PUBLICATIONS D'ACTES

Actes soumis ou admis à publication

Acte portant quittance du prix d'une licitation immobilière et constatant à la fois la non-publication et l'extinction du privilège de copartageant

Acte n'entrant pas dans le champ d'application de la publicité foncière

Refus du dépôt justifié

JUGEMENT DU TRIBUNAL DE GRANDE INSTANCE DE PARIS (1ère CHAMBRE - 1ère SECTION)

DU 15 NOVEMBRE 1995

Faits

Les stipulations de l'acte reçu le 9 novembre 1993 par Me S.., dont la publicité a été vainement requise, ainsi que les motifs du refus, ont été relatés sous l'article 1652 du présent bulletin, auquel le lecteur est invité à se reporter.

Dans cet article, est également indiqué le moyen principal invoqué au soutien du recours formé par ce notaire devant le tribunal de grande instance de Paris.

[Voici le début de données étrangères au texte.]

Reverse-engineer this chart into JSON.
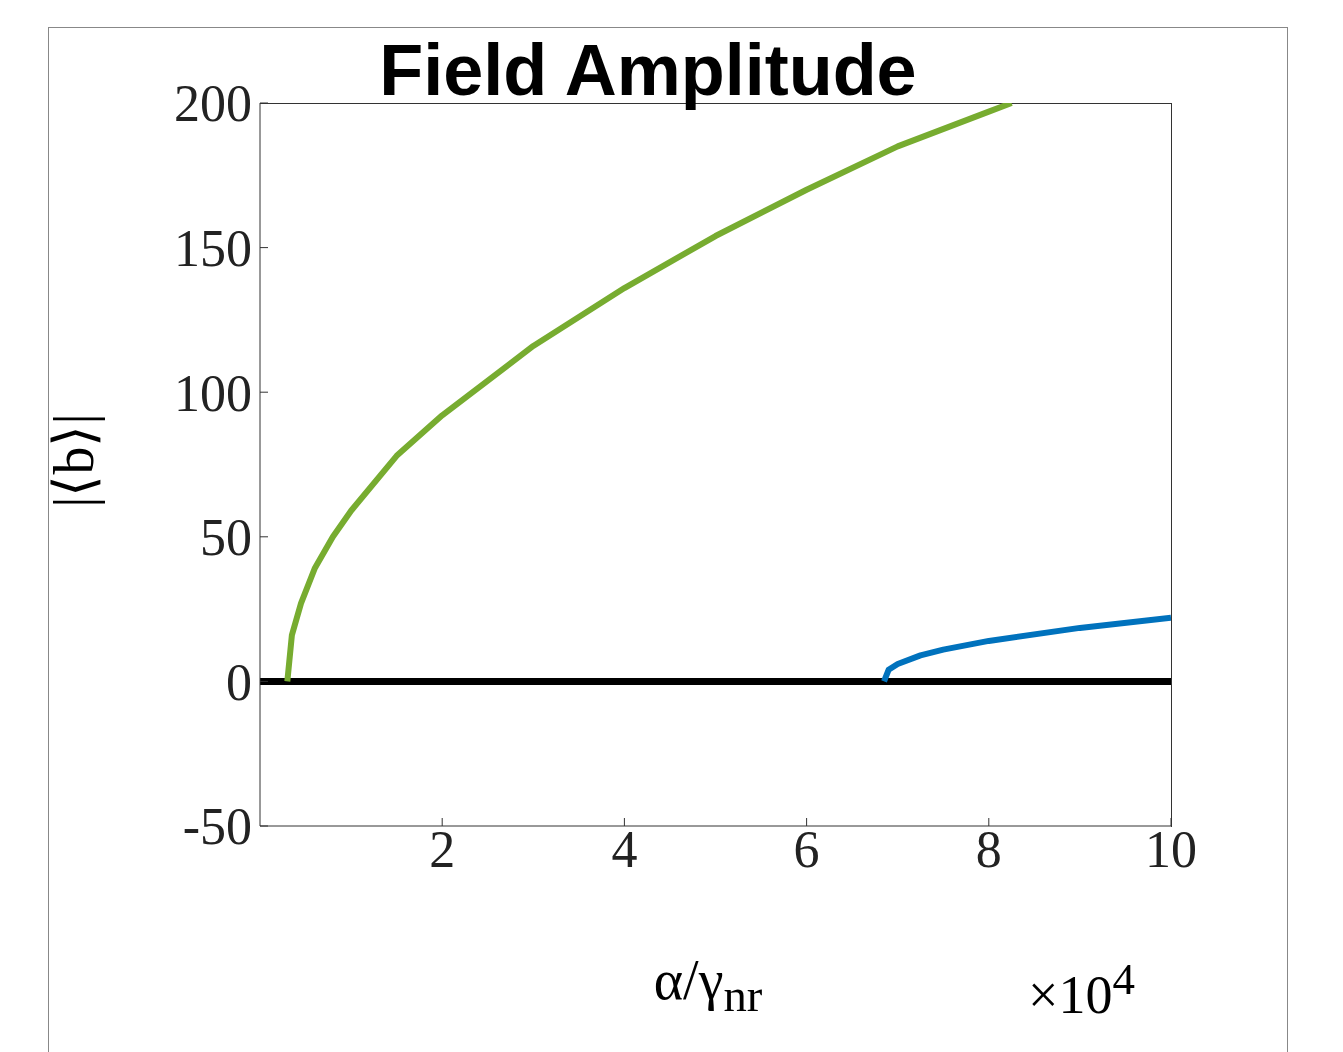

Toutefois, à ce moyen fondé sur l'article 2199 du code civil, doit être ajouté celui tiré de l'inobservation de l'article 2200 du même code, d'où il résulterait qu'en tout état de cause, le document à publier aurait dû, le jour où il a été remis, être inscrit sur le registre des dépôts.

Quant aux chefs de demande, aux termes de l'exploit délivré le 18 janvier 1995, il sont les suivants : "voir dire que sur la signification du jugement à intervenir, Monsieur le Conservateur... sera tenu de procéder à l'inscription sur son registre de la publication requise par l'office notarial " S.. et R.. " de l'acte de quittance du 9 novembre 1993, à quoi faire il sera contraint et quoi faisant quitte et valablement déchargé".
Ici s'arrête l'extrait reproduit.